По мнению Б. Вальденфельса, законность универсальных норм не подвергается отрицанию, изменяются лишь материальные нормы, включенные в рамки жизненного мира. Но настоящее значение вопроса об их соотношении раскрывается при анализе продуктивных и репродуктивных действий. Репродуктивное действие совершается внутри существующих порядков; оно всегда измеряется уже признанными масштабами. Наоборот, принципиально новое не позволяет измерять себя принятыми масштабами. Вопрос о правильности или неправильности такого действия решается ссылкой на «меру сущего».
Инновация – это не выдумка. Точкой перехода от старого к новому является аномалия, т. е. отклонение от нормального. Такое отклонение с точки зрения всеобъемлющего порядка выступает как проявление беспорядка, а с точки зрения гибкой, изменчивой рациональности – как переход к другому порядку. Аномалия амбивалентна: не ясно, то ли она есть нарушение порядка, то ли переход за его границы к чему-то новому. Следующая ступень инновации – конфликт, который возникает в условиях гетерогенности норм, когда одни нормы уже не правят, а другие еще не победили. Апелляция же к форуму общественности в этих условиях тоже не дает эффекта, ибо речь идет том, каких традиций следует придерживаться.
Инновации – это не некие шумные акции наподобие путчей и даже революций. Это всегда процессы, в которых происходит смещение границ и эрозия форм и стилей.

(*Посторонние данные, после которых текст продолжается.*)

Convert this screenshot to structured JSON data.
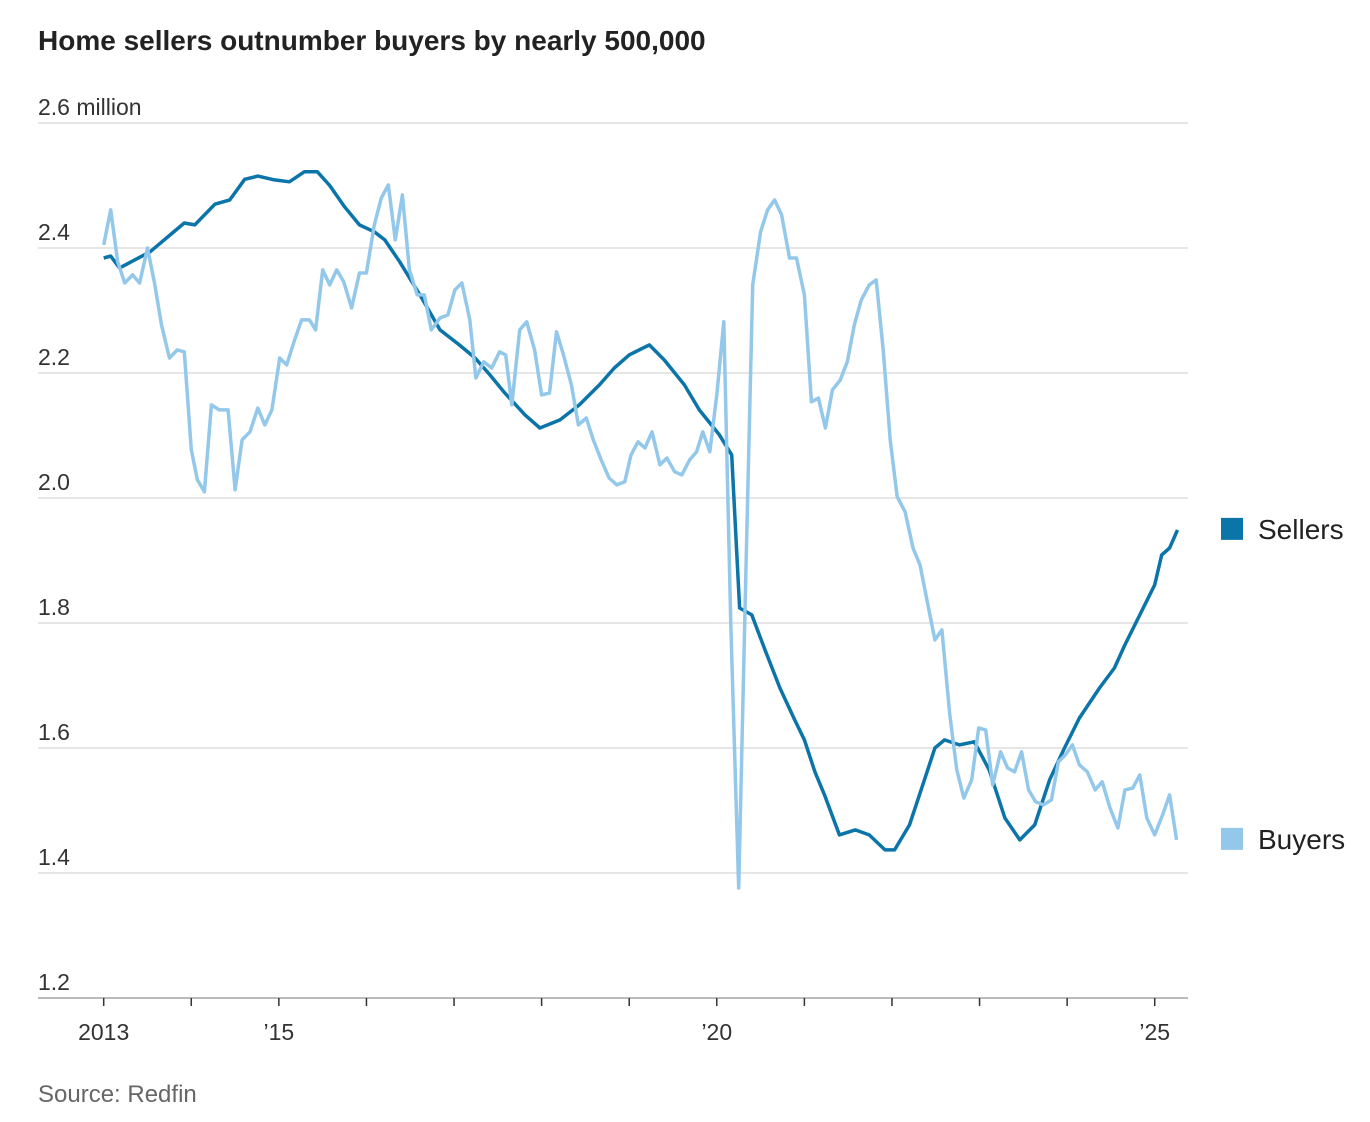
{
  "chart_data": {
    "type": "line",
    "title": "Home sellers outnumber buyers by nearly 500,000",
    "source": "Source: Redfin",
    "xlim": [
      2012.25,
      2025.38
    ],
    "xticks": [
      2013,
      {
        "value": 2015,
        "label": "’15"
      },
      {
        "value": 2020,
        "label": "’20"
      },
      {
        "value": 2025,
        "label": "’25"
      }
    ],
    "xminor_ticks": [
      2014,
      2016,
      2017,
      2018,
      2019,
      2021,
      2022,
      2023,
      2024
    ],
    "ylim": [
      1.2,
      2.6
    ],
    "yticks": [
      1.2,
      1.4,
      1.6,
      1.8,
      {
        "value": 2,
        "label": "2.0"
      },
      2.2,
      2.4,
      {
        "value": 2.6,
        "label": "2.6 million"
      }
    ],
    "grid": true,
    "series": [
      {
        "name": "Sellers",
        "color": "#0b74a8",
        "x": [
          2013.0,
          2013.08,
          2013.18,
          2013.53,
          2013.75,
          2013.92,
          2014.04,
          2014.27,
          2014.44,
          2014.61,
          2014.76,
          2014.95,
          2015.12,
          2015.29,
          2015.44,
          2015.58,
          2015.75,
          2015.92,
          2016.09,
          2016.21,
          2016.38,
          2016.61,
          2016.84,
          2017.06,
          2017.24,
          2017.41,
          2017.58,
          2017.81,
          2017.98,
          2018.21,
          2018.43,
          2018.66,
          2018.83,
          2019.0,
          2019.23,
          2019.4,
          2019.63,
          2019.8,
          2020.03,
          2020.17,
          2020.26,
          2020.4,
          2020.55,
          2020.72,
          2020.89,
          2021.0,
          2021.12,
          2021.23,
          2021.4,
          2021.58,
          2021.74,
          2021.92,
          2022.03,
          2022.2,
          2022.37,
          2022.49,
          2022.6,
          2022.77,
          2022.94,
          2023.11,
          2023.29,
          2023.46,
          2023.63,
          2023.8,
          2023.97,
          2024.14,
          2024.37,
          2024.54,
          2024.66,
          2024.83,
          2025.0,
          2025.08,
          2025.17,
          2025.26
        ],
        "values": [
          2.384,
          2.387,
          2.368,
          2.394,
          2.42,
          2.44,
          2.437,
          2.47,
          2.477,
          2.51,
          2.515,
          2.509,
          2.506,
          2.522,
          2.522,
          2.5,
          2.466,
          2.437,
          2.426,
          2.413,
          2.378,
          2.325,
          2.269,
          2.245,
          2.224,
          2.197,
          2.168,
          2.133,
          2.112,
          2.125,
          2.149,
          2.181,
          2.208,
          2.229,
          2.245,
          2.221,
          2.181,
          2.141,
          2.101,
          2.069,
          1.824,
          1.813,
          1.757,
          1.696,
          1.645,
          1.613,
          1.562,
          1.525,
          1.461,
          1.469,
          1.461,
          1.437,
          1.437,
          1.477,
          1.549,
          1.6,
          1.613,
          1.605,
          1.61,
          1.565,
          1.488,
          1.453,
          1.477,
          1.549,
          1.6,
          1.648,
          1.696,
          1.728,
          1.765,
          1.813,
          1.861,
          1.909,
          1.92,
          1.949
        ]
      },
      {
        "name": "Buyers",
        "color": "#93c8ea",
        "x": [
          2013.0,
          2013.08,
          2013.16,
          2013.24,
          2013.33,
          2013.41,
          2013.5,
          2013.58,
          2013.66,
          2013.75,
          2013.84,
          2013.92,
          2014.0,
          2014.07,
          2014.15,
          2014.23,
          2014.32,
          2014.42,
          2014.5,
          2014.58,
          2014.67,
          2014.76,
          2014.84,
          2014.92,
          2015.01,
          2015.09,
          2015.18,
          2015.26,
          2015.35,
          2015.42,
          2015.5,
          2015.58,
          2015.66,
          2015.74,
          2015.83,
          2015.92,
          2016.0,
          2016.09,
          2016.17,
          2016.25,
          2016.33,
          2016.41,
          2016.49,
          2016.58,
          2016.66,
          2016.74,
          2016.84,
          2016.93,
          2017.01,
          2017.09,
          2017.18,
          2017.25,
          2017.34,
          2017.43,
          2017.52,
          2017.59,
          2017.66,
          2017.75,
          2017.83,
          2017.92,
          2018.0,
          2018.09,
          2018.17,
          2018.25,
          2018.34,
          2018.42,
          2018.51,
          2018.59,
          2018.68,
          2018.77,
          2018.86,
          2018.95,
          2019.02,
          2019.1,
          2019.18,
          2019.26,
          2019.35,
          2019.43,
          2019.52,
          2019.6,
          2019.69,
          2019.77,
          2019.84,
          2019.92,
          2020.0,
          2020.08,
          2020.16,
          2020.25,
          2020.33,
          2020.41,
          2020.5,
          2020.58,
          2020.66,
          2020.74,
          2020.83,
          2020.91,
          2021.0,
          2021.08,
          2021.16,
          2021.24,
          2021.32,
          2021.41,
          2021.49,
          2021.57,
          2021.65,
          2021.74,
          2021.82,
          2021.9,
          2021.98,
          2022.06,
          2022.15,
          2022.24,
          2022.32,
          2022.41,
          2022.49,
          2022.57,
          2022.66,
          2022.74,
          2022.82,
          2022.91,
          2022.99,
          2023.07,
          2023.15,
          2023.24,
          2023.32,
          2023.4,
          2023.48,
          2023.56,
          2023.64,
          2023.73,
          2023.82,
          2023.9,
          2023.98,
          2024.06,
          2024.14,
          2024.23,
          2024.32,
          2024.4,
          2024.49,
          2024.58,
          2024.66,
          2024.75,
          2024.83,
          2024.91,
          2025.0,
          2025.09,
          2025.17,
          2025.25
        ],
        "values": [
          2.405,
          2.461,
          2.378,
          2.344,
          2.357,
          2.344,
          2.4,
          2.344,
          2.277,
          2.224,
          2.237,
          2.234,
          2.077,
          2.029,
          2.01,
          2.149,
          2.141,
          2.141,
          2.013,
          2.093,
          2.106,
          2.144,
          2.117,
          2.141,
          2.224,
          2.213,
          2.253,
          2.285,
          2.285,
          2.269,
          2.365,
          2.341,
          2.365,
          2.346,
          2.304,
          2.36,
          2.36,
          2.437,
          2.48,
          2.501,
          2.413,
          2.485,
          2.365,
          2.325,
          2.325,
          2.269,
          2.288,
          2.293,
          2.333,
          2.344,
          2.285,
          2.192,
          2.218,
          2.208,
          2.234,
          2.229,
          2.149,
          2.269,
          2.282,
          2.237,
          2.165,
          2.168,
          2.266,
          2.229,
          2.181,
          2.117,
          2.128,
          2.093,
          2.061,
          2.032,
          2.021,
          2.026,
          2.069,
          2.09,
          2.08,
          2.106,
          2.053,
          2.064,
          2.042,
          2.037,
          2.061,
          2.074,
          2.106,
          2.074,
          2.165,
          2.282,
          1.797,
          1.376,
          1.869,
          2.341,
          2.426,
          2.461,
          2.477,
          2.453,
          2.384,
          2.384,
          2.325,
          2.154,
          2.16,
          2.112,
          2.173,
          2.189,
          2.218,
          2.277,
          2.317,
          2.341,
          2.349,
          2.237,
          2.093,
          2.002,
          1.978,
          1.92,
          1.893,
          1.829,
          1.773,
          1.789,
          1.653,
          1.565,
          1.52,
          1.549,
          1.632,
          1.629,
          1.541,
          1.594,
          1.568,
          1.562,
          1.594,
          1.533,
          1.514,
          1.509,
          1.517,
          1.578,
          1.589,
          1.605,
          1.573,
          1.562,
          1.533,
          1.546,
          1.504,
          1.472,
          1.533,
          1.536,
          1.557,
          1.488,
          1.461,
          1.493,
          1.525,
          1.453
        ]
      }
    ]
  }
}
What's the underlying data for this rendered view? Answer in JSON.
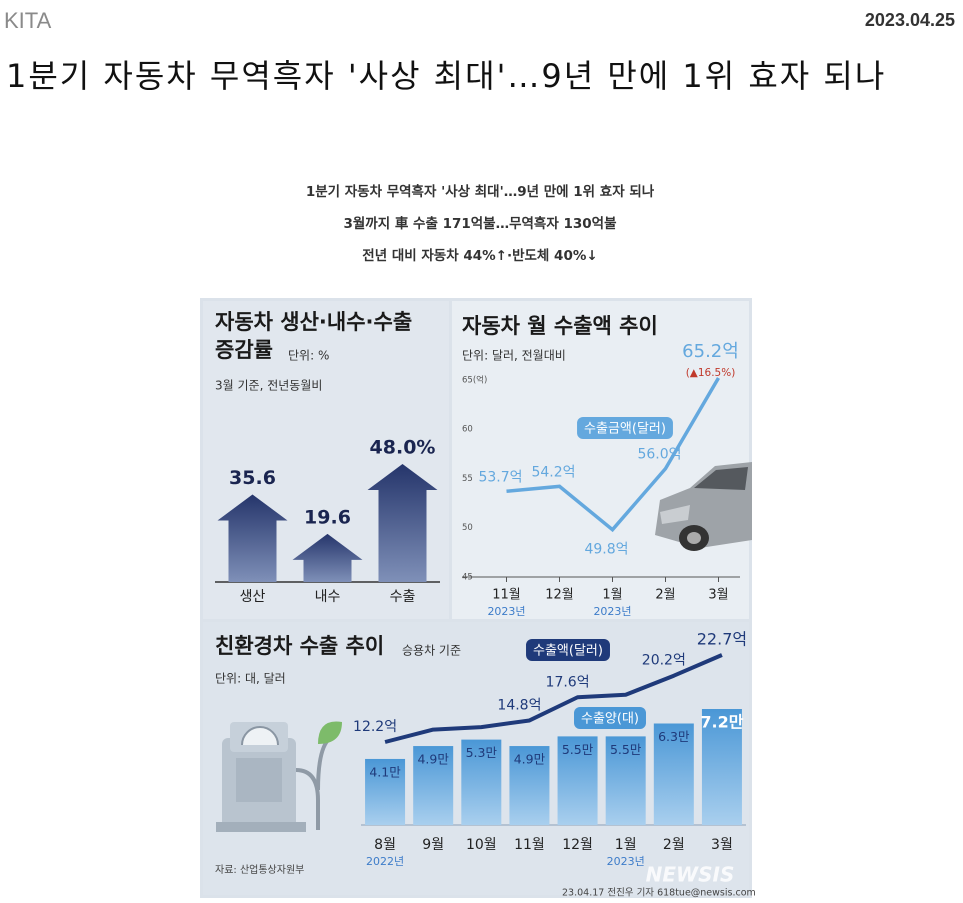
{
  "header": {
    "source": "KITA",
    "date": "2023.04.25",
    "title": "1분기 자동차 무역흑자 '사상 최대'…9년 만에 1위 효자 되나"
  },
  "infographic": {
    "headlines": [
      "1분기 자동차 무역흑자 '사상 최대'…9년 만에 1위 효자 되나",
      "3월까지 車 수출 171억불…무역흑자 130억불",
      "전년 대비 자동차 44%↑·반도체 40%↓"
    ],
    "source_note": "자료: 산업통상자원부",
    "credit": "23.04.17 전진우 기자 618tue@newsis.com",
    "watermark": "NEWSIS"
  },
  "chart_data": [
    {
      "type": "bar",
      "title": "자동차 생산·내수·수출 증감률",
      "unit": "단위: %",
      "note": "3월 기준, 전년동월비",
      "categories": [
        "생산",
        "내수",
        "수출"
      ],
      "values": [
        35.6,
        19.6,
        48.0
      ],
      "value_labels": [
        "35.6",
        "19.6",
        "48.0%"
      ],
      "color": "#25356b"
    },
    {
      "type": "line",
      "title": "자동차 월 수출액 추이",
      "unit": "단위: 달러, 전월대비",
      "categories": [
        "11월",
        "12월",
        "1월",
        "2월",
        "3월"
      ],
      "x_sublabels": [
        "2023년",
        null,
        "2023년",
        null,
        null
      ],
      "series": [
        {
          "name": "수출금액(달러)",
          "color": "#64a8de",
          "values": [
            53.7,
            54.2,
            49.8,
            56.0,
            65.2
          ],
          "value_labels": [
            "53.7억",
            "54.2억",
            "49.8억",
            "56.0억",
            "65.2억"
          ]
        }
      ],
      "annotation": "(▲16.5%)",
      "ylim": [
        45,
        65.5
      ],
      "yticks": [
        45,
        50,
        55,
        60,
        {
          "value": 65,
          "label": "65(억)"
        }
      ]
    },
    {
      "type": "bar-line",
      "title": "친환경차 수출 추이",
      "subtitle": "승용차 기준",
      "unit": "단위: 대, 달러",
      "categories": [
        "8월",
        "9월",
        "10월",
        "11월",
        "12월",
        "1월",
        "2월",
        "3월"
      ],
      "x_sublabels": [
        "2022년",
        null,
        null,
        null,
        null,
        "2023년",
        null,
        null
      ],
      "series": [
        {
          "name": "수출양(대)",
          "type": "bar",
          "color": "#4a97d6",
          "values": [
            4.1,
            4.9,
            5.3,
            4.9,
            5.5,
            5.5,
            6.3,
            7.2
          ],
          "value_labels": [
            "4.1만",
            "4.9만",
            "5.3만",
            "4.9만",
            "5.5만",
            "5.5만",
            "6.3만",
            "7.2만"
          ]
        },
        {
          "name": "수출액(달러)",
          "type": "line",
          "color": "#1f3a7a",
          "values": [
            12.2,
            13.7,
            14.0,
            14.8,
            17.6,
            17.9,
            20.2,
            22.7
          ],
          "value_labels": [
            "12.2억",
            null,
            null,
            "14.8억",
            "17.6억",
            null,
            "20.2억",
            "22.7억"
          ]
        }
      ]
    }
  ]
}
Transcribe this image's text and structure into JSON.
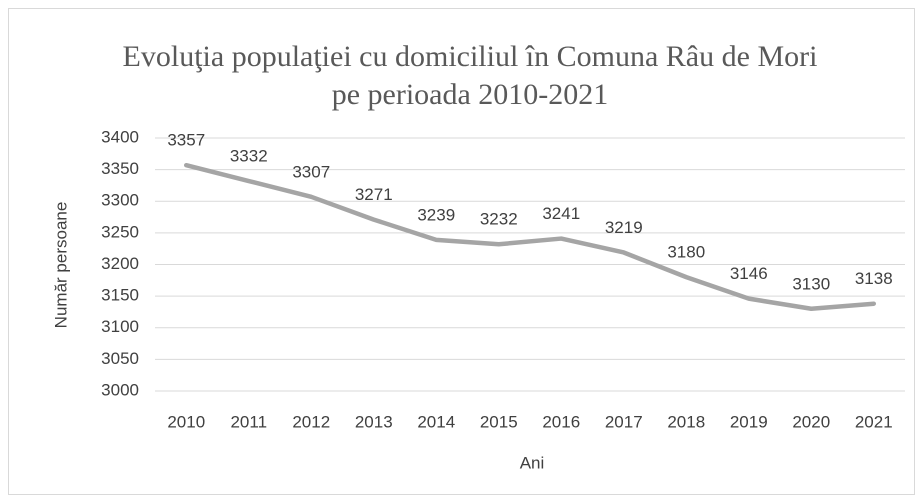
{
  "chart_data": {
    "type": "line",
    "title": "Evoluţia populaţiei cu domiciliul în Comuna Râu de Mori pe perioada 2010-2021",
    "xlabel": "Ani",
    "ylabel": "Număr persoane",
    "categories": [
      "2010",
      "2011",
      "2012",
      "2013",
      "2014",
      "2015",
      "2016",
      "2017",
      "2018",
      "2019",
      "2020",
      "2021"
    ],
    "series": [
      {
        "name": "Număr persoane",
        "color": "#a5a5a5",
        "values": [
          3357,
          3332,
          3307,
          3271,
          3239,
          3232,
          3241,
          3219,
          3180,
          3146,
          3130,
          3138
        ]
      }
    ],
    "ylim": [
      3000,
      3400
    ],
    "yticks": [
      3000,
      3050,
      3100,
      3150,
      3200,
      3250,
      3300,
      3350,
      3400
    ],
    "grid": true,
    "data_labels": true
  }
}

Изменения могут начаться на разных уровнях, как проявление нетипичного, маргинального, как смена норм и отказ от жестких оценок их нарушения, как потеря почвы у старых норм, как изменение их в ходе осуществления продуктивного действия.
Что такое наши нормы? На самом деле они выступают ядром символического, которое подрезает крылья живому, способному летать, Нормы ведут к тому, что часть услышанного мы пропускаем мимо ушей и не видим того, что является. Уравнивание неравного, отождествление нетождественного, превращение многозначного в однозначное, неопределенного в определенное – вот расплата за жесткий нормативный порядок. Нормы, по сути дела, оказываются трансобъективными и транссубъективными, ибо они находятся за пределами как опыта, так и практического взаимодействия. Поэтому разделение инновационных притязаний на обоснованные и необоснованные оказывается недальновидным. Значимость инновационного опыта опирается, во-первых, на непреодолимость другого. Поэтому инновация – это ответ на вызов другого. Во-вторых, инновационный опыт является необратимым и несоизмеримым со старым; он исключает позицию третьего, который может занять место судьи и решить вопрос о правильном соотношении традиции и новации. В-третьих, инновационные притязания не могут быть универсализованы, ибо они не являются следствием, частным случаем закона.